Euclidean and Lorentzian Quantum Gravity - Lessons from Two Dimensions

TL;DR

This paper reviews two-dimensional quantum gravity, highlighting the relationship between Euclidean and Lorentzian sectors, and shows how allowing topology changes leads to a fractal space-time with a Hausdorff dimension of four.

Contribution

It demonstrates that Euclidean 2D quantum gravity can be derived from Lorentzian quantum gravity through analytic continuation with topology changes, revealing fractal properties of space-time.

Findings

Euclidean and Lorentzian 2D quantum gravity are connected via analytic continuation.

Allowing topology changes results in a fractal space-time with Hausdorff dimension four.
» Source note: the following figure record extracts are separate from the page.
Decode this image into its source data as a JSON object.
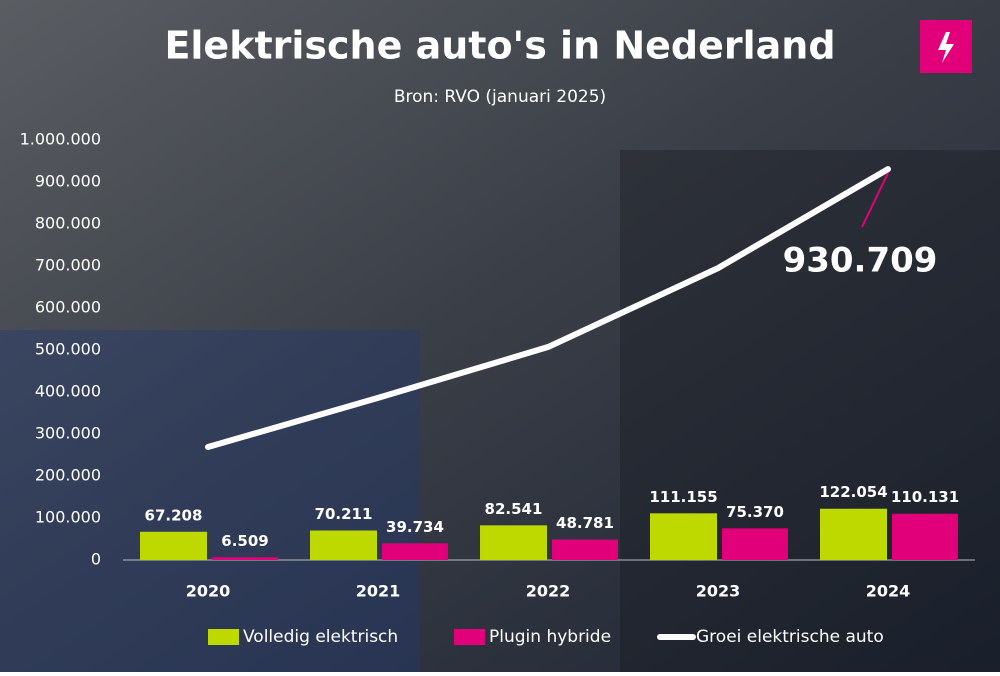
{
  "chart_data": {
    "type": "bar",
    "title": "Elektrische auto's in Nederland",
    "subtitle": "Bron: RVO (januari 2025)",
    "categories": [
      "2020",
      "2021",
      "2022",
      "2023",
      "2024"
    ],
    "series": [
      {
        "name": "Volledig elektrisch",
        "color": "#bdd900",
        "values": [
          67208,
          70211,
          82541,
          111155,
          122054
        ],
        "value_labels": [
          "67.208",
          "70.211",
          "82.541",
          "111.155",
          "122.054"
        ]
      },
      {
        "name": "Plugin hybride",
        "color": "#e2007a",
        "values": [
          6509,
          39734,
          48781,
          75370,
          110131
        ],
        "value_labels": [
          "6.509",
          "39.734",
          "48.781",
          "75.370",
          "110.131"
        ]
      },
      {
        "name": "Groei elektrische auto",
        "type": "line",
        "color": "#ffffff",
        "values": [
          269000,
          386000,
          507000,
          695000,
          930709
        ],
        "value_labels": [
          null,
          null,
          null,
          null,
          "930.709"
        ]
      }
    ],
    "ylim": [
      0,
      1000000
    ],
    "yticks": [
      0,
      {
        "value": 100000,
        "label": "100.000"
      },
      {
        "value": 200000,
        "label": "200.000"
      },
      {
        "value": 300000,
        "label": "300.000"
      },
      {
        "value": 400000,
        "label": "400.000"
      },
      {
        "value": 500000,
        "label": "500.000"
      },
      {
        "value": 600000,
        "label": "600.000"
      },
      {
        "value": 700000,
        "label": "700.000"
      },
      {
        "value": 800000,
        "label": "800.000"
      },
      {
        "value": 900000,
        "label": "900.000"
      },
      {
        "value": 1000000,
        "label": "1.000.000"
      }
    ],
    "grid": false
  }
}
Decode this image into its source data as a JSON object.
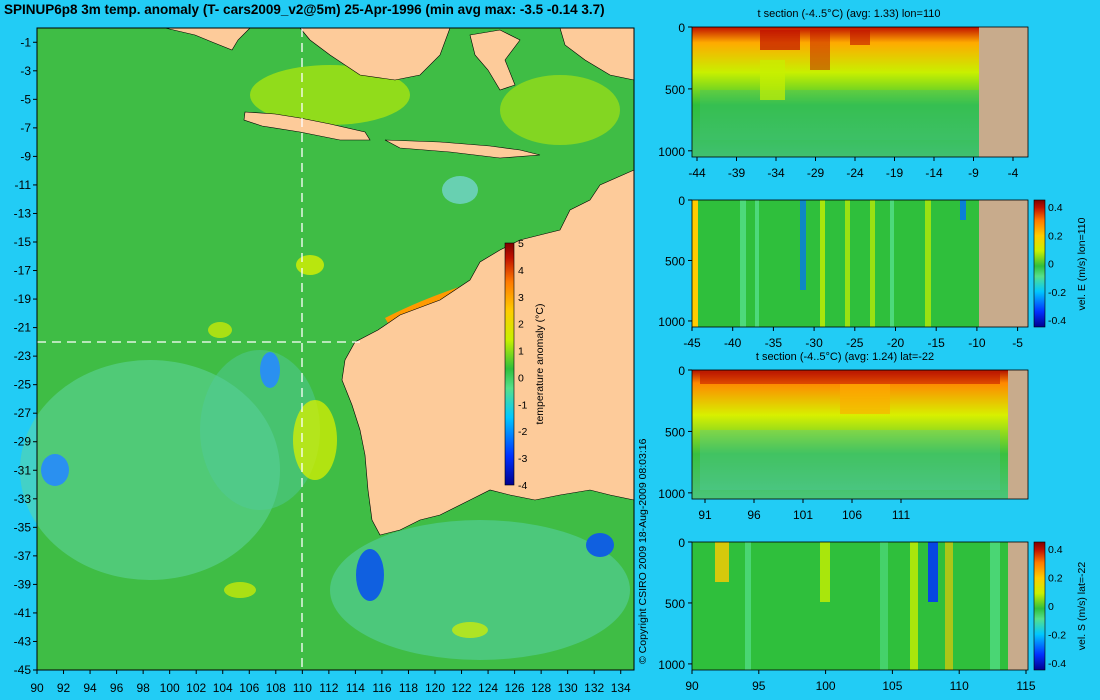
{
  "main": {
    "title": "SPINUP6p8 3m temp. anomaly (T- cars2009_v2@5m) 25-Apr-1996 (min avg max: -3.5 -0.14 3.7)",
    "copyright": "© Copyright CSIRO 2009    18-Aug-2009 08:03:16"
  },
  "colors": {
    "background": "#22ccf5",
    "land": "#fdcb9a",
    "section_land": "#c8ab8c",
    "ocean_base": "#3fbd45",
    "colormap": [
      "#00008f",
      "#0030ff",
      "#00c8ff",
      "#55e08b",
      "#2fbf3c",
      "#c8f000",
      "#ffcc00",
      "#ff7a00",
      "#c01000",
      "#7f0000"
    ]
  },
  "chart_data": [
    {
      "type": "heatmap",
      "title": "SPINUP6p8 3m temp. anomaly (T- cars2009_v2@5m) 25-Apr-1996 (min avg max: -3.5 -0.14 3.7)",
      "x_ticks": [
        "90",
        "92",
        "94",
        "96",
        "98",
        "100",
        "102",
        "104",
        "106",
        "108",
        "110",
        "112",
        "114",
        "116",
        "118",
        "120",
        "122",
        "124",
        "126",
        "128",
        "130",
        "132",
        "134"
      ],
      "y_ticks": [
        "-1",
        "-3",
        "-5",
        "-7",
        "-9",
        "-11",
        "-13",
        "-15",
        "-17",
        "-19",
        "-21",
        "-23",
        "-25",
        "-27",
        "-29",
        "-31",
        "-33",
        "-35",
        "-37",
        "-39",
        "-41",
        "-43",
        "-45"
      ],
      "xlim": [
        90,
        135
      ],
      "ylim": [
        -45,
        0
      ],
      "section_lines": {
        "lon": 110,
        "lat": -22
      },
      "colorbar": {
        "label": "temperature anomaly (°C)",
        "ticks": [
          "5",
          "4",
          "3",
          "2",
          "1",
          "0",
          "-1",
          "-2",
          "-3",
          "-4"
        ],
        "range": [
          -4,
          5
        ]
      },
      "stats": {
        "min": -3.5,
        "avg": -0.14,
        "max": 3.7
      }
    },
    {
      "type": "heatmap",
      "title": "t section (-4..5°C) (avg: 1.33) lon=110",
      "x_ticks": [
        "-44",
        "-39",
        "-34",
        "-29",
        "-24",
        "-19",
        "-14",
        "-9",
        "-4"
      ],
      "y_ticks": [
        "0",
        "500",
        "1000"
      ],
      "avg": 1.33
    },
    {
      "type": "heatmap",
      "title": "",
      "x_ticks": [
        "-45",
        "-40",
        "-35",
        "-30",
        "-25",
        "-20",
        "-15",
        "-10",
        "-5"
      ],
      "y_ticks": [
        "0",
        "500",
        "1000"
      ],
      "colorbar": {
        "label": "vel. E (m/s) lon=110",
        "ticks": [
          "0.4",
          "0.2",
          "0",
          "-0.2",
          "-0.4"
        ]
      }
    },
    {
      "type": "heatmap",
      "title": "t section (-4..5°C) (avg: 1.24) lat=-22",
      "x_ticks": [
        "91",
        "96",
        "101",
        "106",
        "111"
      ],
      "y_ticks": [
        "0",
        "500",
        "1000"
      ],
      "avg": 1.24
    },
    {
      "type": "heatmap",
      "title": "",
      "x_ticks": [
        "90",
        "95",
        "100",
        "105",
        "110",
        "115"
      ],
      "y_ticks": [
        "0",
        "500",
        "1000"
      ],
      "colorbar": {
        "label": "vel. S (m/s) lat=-22",
        "ticks": [
          "0.4",
          "0.2",
          "0",
          "-0.2",
          "-0.4"
        ]
      }
    }
  ]
}
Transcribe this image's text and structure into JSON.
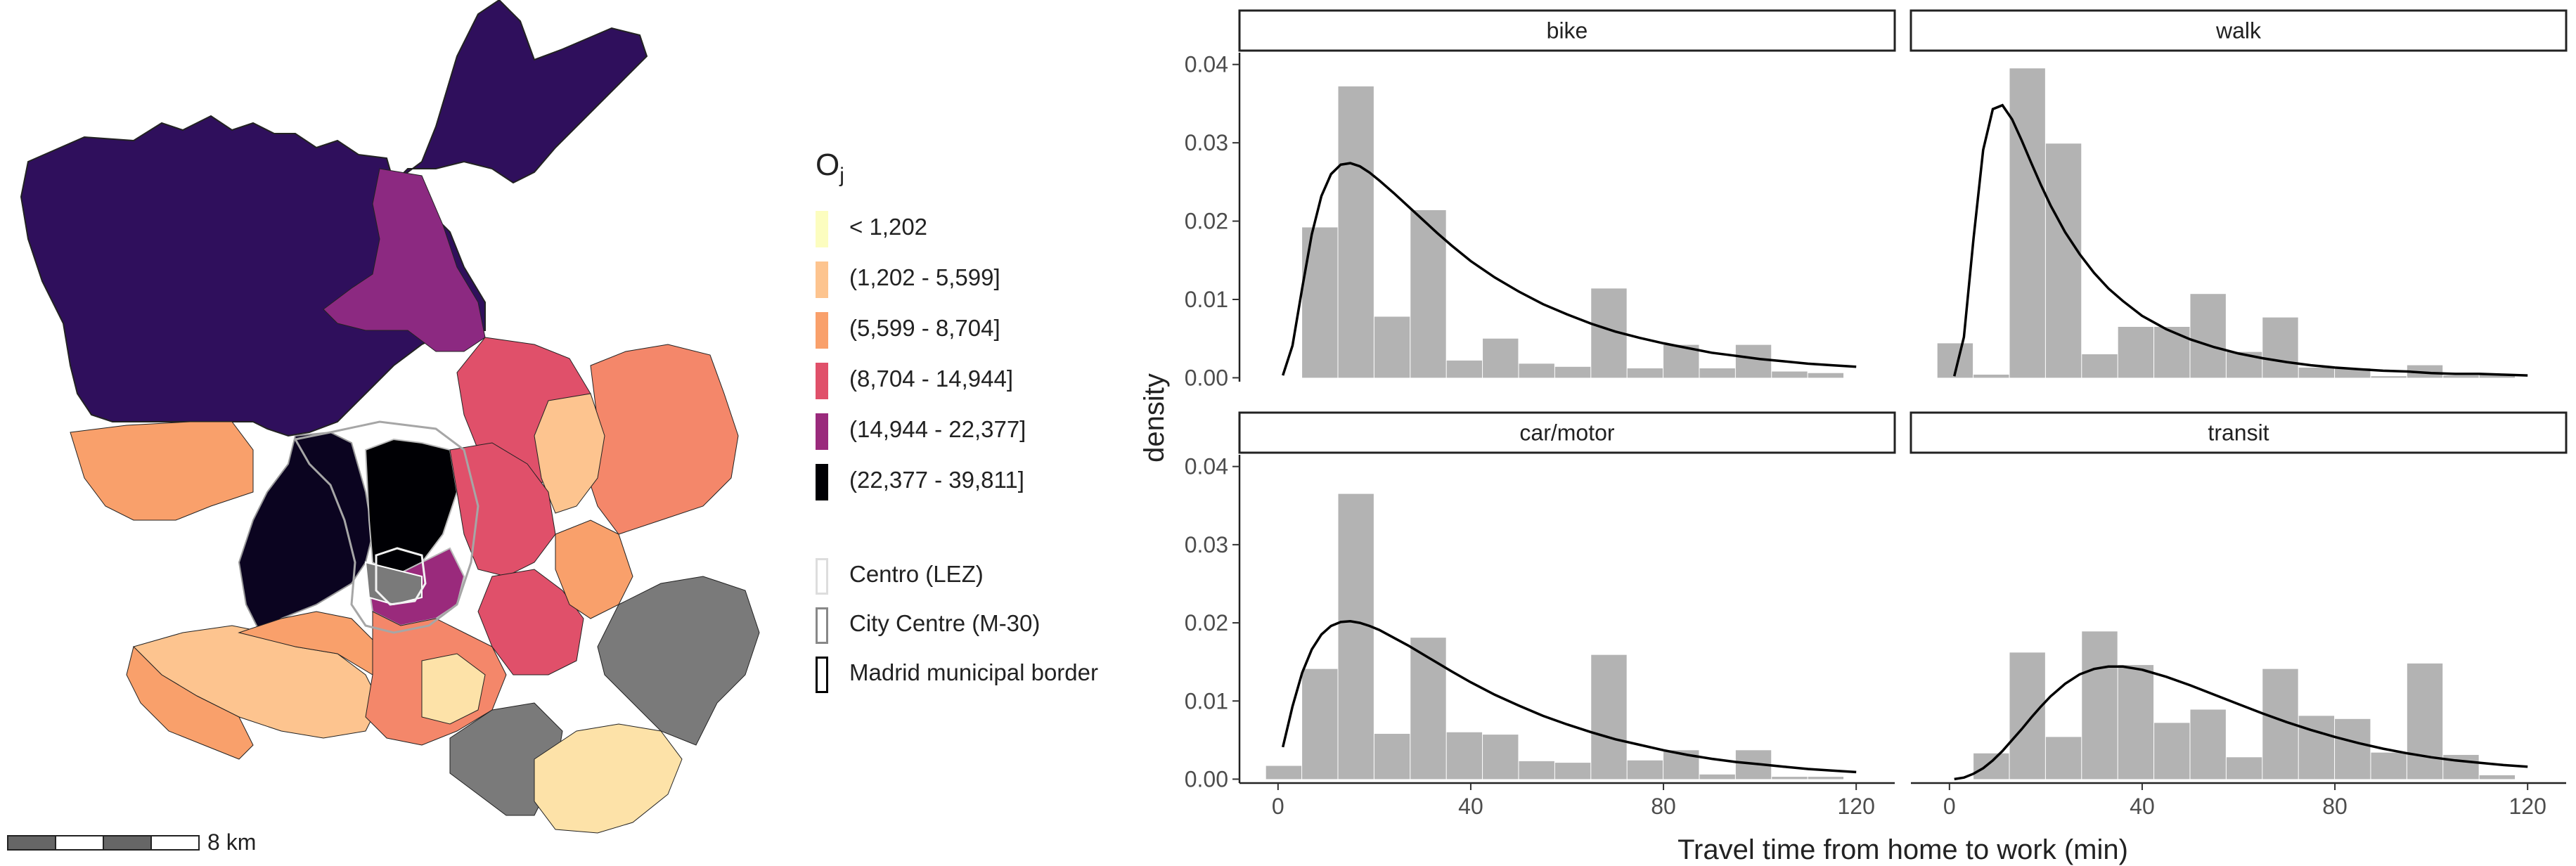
{
  "map": {
    "legend_title": "O",
    "legend_title_sub": "j",
    "classes": [
      {
        "label": "< 1,202",
        "color": "#fcfdbf"
      },
      {
        "label": "(1,202 - 5,599]",
        "color": "#fdc48f"
      },
      {
        "label": "(5,599 - 8,704]",
        "color": "#f9a06b"
      },
      {
        "label": "(8,704 - 14,944]",
        "color": "#e0506a"
      },
      {
        "label": "(14,944 - 22,377]",
        "color": "#9a2a7c"
      },
      {
        "label": "(22,377 - 39,811]",
        "color": "#000004"
      }
    ],
    "outlines": [
      {
        "label": "Centro (LEZ)",
        "color": "#dddddd"
      },
      {
        "label": "City Centre (M-30)",
        "color": "#888888"
      },
      {
        "label": "Madrid municipal border",
        "color": "#000000"
      }
    ],
    "scalebar_label": "8 km",
    "colors": {
      "northwest": "#2f0f5c",
      "north_band": "#8c2981",
      "grey": "#7a7a7a",
      "light": "#fde2a8"
    }
  },
  "chart_data": {
    "type": "bar",
    "subtype": "histogram_with_density_curve",
    "facets": [
      "bike",
      "walk",
      "car/motor",
      "transit"
    ],
    "xlabel": "Travel time from home to work (min)",
    "ylabel": "density",
    "x_ticks": [
      0,
      40,
      80,
      120
    ],
    "y_ticks": [
      0.0,
      0.01,
      0.02,
      0.03,
      0.04
    ],
    "y_tick_labels": [
      "0.00",
      "0.01",
      "0.02",
      "0.03",
      "0.04"
    ],
    "xlim": [
      -8,
      128
    ],
    "ylim": [
      -0.0005,
      0.0415
    ],
    "bin_width": 7.5,
    "bin_starts": [
      -2.5,
      5,
      12.5,
      20,
      27.5,
      35,
      42.5,
      50,
      57.5,
      65,
      72.5,
      80,
      87.5,
      95,
      102.5,
      110,
      117.5
    ],
    "series": [
      {
        "name": "bike",
        "hist": [
          0.0,
          0.0192,
          0.0372,
          0.0078,
          0.0214,
          0.0022,
          0.005,
          0.0018,
          0.0014,
          0.0114,
          0.0012,
          0.0042,
          0.0012,
          0.0042,
          0.0008,
          0.0006,
          0.0
        ],
        "curve": {
          "x": [
            1,
            3,
            5,
            7,
            9,
            11,
            13,
            15,
            17,
            19,
            21,
            24,
            27,
            30,
            33,
            36,
            40,
            45,
            50,
            55,
            60,
            65,
            70,
            75,
            80,
            85,
            90,
            95,
            100,
            105,
            110,
            115,
            120
          ],
          "y": [
            0.0003,
            0.0041,
            0.0114,
            0.0183,
            0.0232,
            0.026,
            0.0272,
            0.0274,
            0.027,
            0.0262,
            0.0252,
            0.0236,
            0.0219,
            0.0202,
            0.0185,
            0.0169,
            0.0149,
            0.0128,
            0.011,
            0.0094,
            0.0081,
            0.0069,
            0.0059,
            0.0051,
            0.0044,
            0.0038,
            0.0032,
            0.0028,
            0.0024,
            0.0021,
            0.0018,
            0.0016,
            0.0014
          ]
        }
      },
      {
        "name": "walk",
        "hist": [
          0.0044,
          0.0004,
          0.0395,
          0.0299,
          0.003,
          0.0065,
          0.0065,
          0.0107,
          0.0033,
          0.0077,
          0.0013,
          0.0012,
          0.0002,
          0.0016,
          0.0003,
          0.0004,
          0.0
        ],
        "curve": {
          "x": [
            1,
            3,
            5,
            7,
            9,
            11,
            13,
            15,
            17,
            19,
            21,
            24,
            27,
            30,
            33,
            36,
            40,
            45,
            50,
            55,
            60,
            65,
            70,
            75,
            80,
            85,
            90,
            95,
            100,
            105,
            110,
            115,
            120
          ],
          "y": [
            0.0002,
            0.0052,
            0.0178,
            0.0291,
            0.0343,
            0.0348,
            0.033,
            0.0303,
            0.0274,
            0.0246,
            0.022,
            0.0186,
            0.0158,
            0.0134,
            0.0114,
            0.0098,
            0.0079,
            0.0062,
            0.0049,
            0.0039,
            0.0031,
            0.0025,
            0.002,
            0.0016,
            0.0013,
            0.0011,
            0.0009,
            0.0008,
            0.0006,
            0.0005,
            0.0005,
            0.0004,
            0.0003
          ]
        }
      },
      {
        "name": "car/motor",
        "hist": [
          0.0017,
          0.0141,
          0.0365,
          0.0058,
          0.0181,
          0.006,
          0.0057,
          0.0023,
          0.0021,
          0.0159,
          0.0024,
          0.0037,
          0.0006,
          0.0037,
          0.0003,
          0.0003,
          0.0
        ],
        "curve": {
          "x": [
            1,
            3,
            5,
            7,
            9,
            11,
            13,
            15,
            17,
            19,
            21,
            24,
            27,
            30,
            33,
            36,
            40,
            45,
            50,
            55,
            60,
            65,
            70,
            75,
            80,
            85,
            90,
            95,
            100,
            105,
            110,
            115,
            120
          ],
          "y": [
            0.0041,
            0.0093,
            0.0136,
            0.0166,
            0.0185,
            0.0196,
            0.0201,
            0.0202,
            0.02,
            0.0196,
            0.0191,
            0.0181,
            0.0171,
            0.016,
            0.0149,
            0.0138,
            0.0124,
            0.0108,
            0.0094,
            0.0081,
            0.007,
            0.006,
            0.0051,
            0.0044,
            0.0037,
            0.0031,
            0.0026,
            0.0022,
            0.0019,
            0.0016,
            0.0013,
            0.0011,
            0.0009
          ]
        }
      },
      {
        "name": "transit",
        "hist": [
          0.0,
          0.0033,
          0.0162,
          0.0054,
          0.0189,
          0.0146,
          0.0072,
          0.0089,
          0.0028,
          0.0141,
          0.0081,
          0.0077,
          0.0034,
          0.0148,
          0.0031,
          0.0005,
          0.0
        ],
        "curve": {
          "x": [
            1,
            3,
            5,
            7,
            9,
            11,
            13,
            15,
            17,
            19,
            21,
            24,
            27,
            30,
            33,
            36,
            40,
            45,
            50,
            55,
            60,
            65,
            70,
            75,
            80,
            85,
            90,
            95,
            100,
            105,
            110,
            115,
            120
          ],
          "y": [
            0.0,
            0.0002,
            0.0007,
            0.0014,
            0.0024,
            0.0036,
            0.005,
            0.0064,
            0.0079,
            0.0093,
            0.0106,
            0.0122,
            0.0134,
            0.0141,
            0.0144,
            0.0144,
            0.014,
            0.0131,
            0.012,
            0.0108,
            0.0096,
            0.0084,
            0.0073,
            0.0063,
            0.0054,
            0.0046,
            0.0039,
            0.0033,
            0.0028,
            0.0024,
            0.0021,
            0.0018,
            0.0016
          ]
        }
      }
    ]
  }
}
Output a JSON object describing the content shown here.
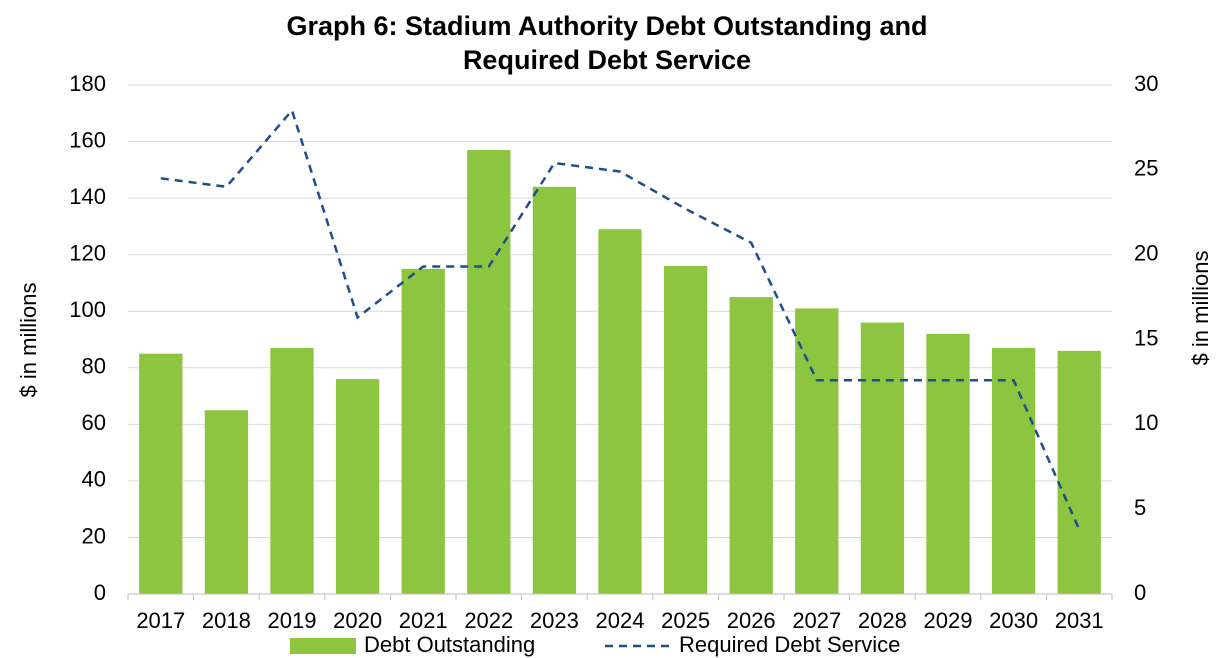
{
  "chart_data": {
    "type": "bar_line",
    "title": [
      "Graph 6: Stadium Authority Debt Outstanding and",
      "Required Debt Service"
    ],
    "ylabel": "$ in millions",
    "y2label": "$ in millions",
    "categories": [
      "2017",
      "2018",
      "2019",
      "2020",
      "2021",
      "2022",
      "2023",
      "2024",
      "2025",
      "2026",
      "2027",
      "2028",
      "2029",
      "2030",
      "2031"
    ],
    "series": [
      {
        "name": "Debt Outstanding",
        "type": "bar",
        "color": "#8dc540",
        "values": [
          85,
          65,
          87,
          76,
          115,
          157,
          144,
          129,
          116,
          105,
          101,
          96,
          92,
          87,
          86
        ]
      },
      {
        "name": "Required Debt Service",
        "type": "line",
        "axis": "y2",
        "color": "#1f4e8c",
        "dashed": true,
        "values": [
          24.5,
          24.0,
          28.5,
          16.3,
          19.3,
          19.3,
          25.4,
          24.9,
          22.7,
          20.7,
          12.6,
          12.6,
          12.6,
          12.6,
          3.8
        ]
      }
    ],
    "ylim": [
      0,
      180
    ],
    "yticks": [
      0,
      20,
      40,
      60,
      80,
      100,
      120,
      140,
      160,
      180
    ],
    "y2lim": [
      0,
      30
    ],
    "y2ticks": [
      0,
      5,
      10,
      15,
      20,
      25,
      30
    ],
    "grid": true,
    "legend": "bottom"
  }
}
Spectral dimension of quantum space-time remains two, indicating some two-dimensional features.

Abstract

No theory of four-dimensional quantum gravity exists as yet. In this situation the two-dimensional theory, which can be analyzed by conventional field-theoretical methods, can serve as a toy model for studying some aspects of quantum gravity. It represents one of the rare settings in a quantum-gravitational context where one can calculate quantities truly independent of any background geometry. We review recent progress in our understanding of 2d quantum gravity, and in particular the relation between the Euclidean and Lorentzian sectors of the quantum theory. We show that conventional 2d Euclidean quantum gravity can be obtained from Lorentzian quantum gravity by an analytic continuation only if we allow for spatial topology changes in the latter. Once this is done, one obtains a theory of quantum gravity where space-time is fractal: the intrinsic Hausdorff dimension of usual 2d Euclidean quantum gravity is four, and not two. However, certain aspects of quantum space-time remain two-dimensional, exemplified by the fact that its so-called spectral dimension is equal to two.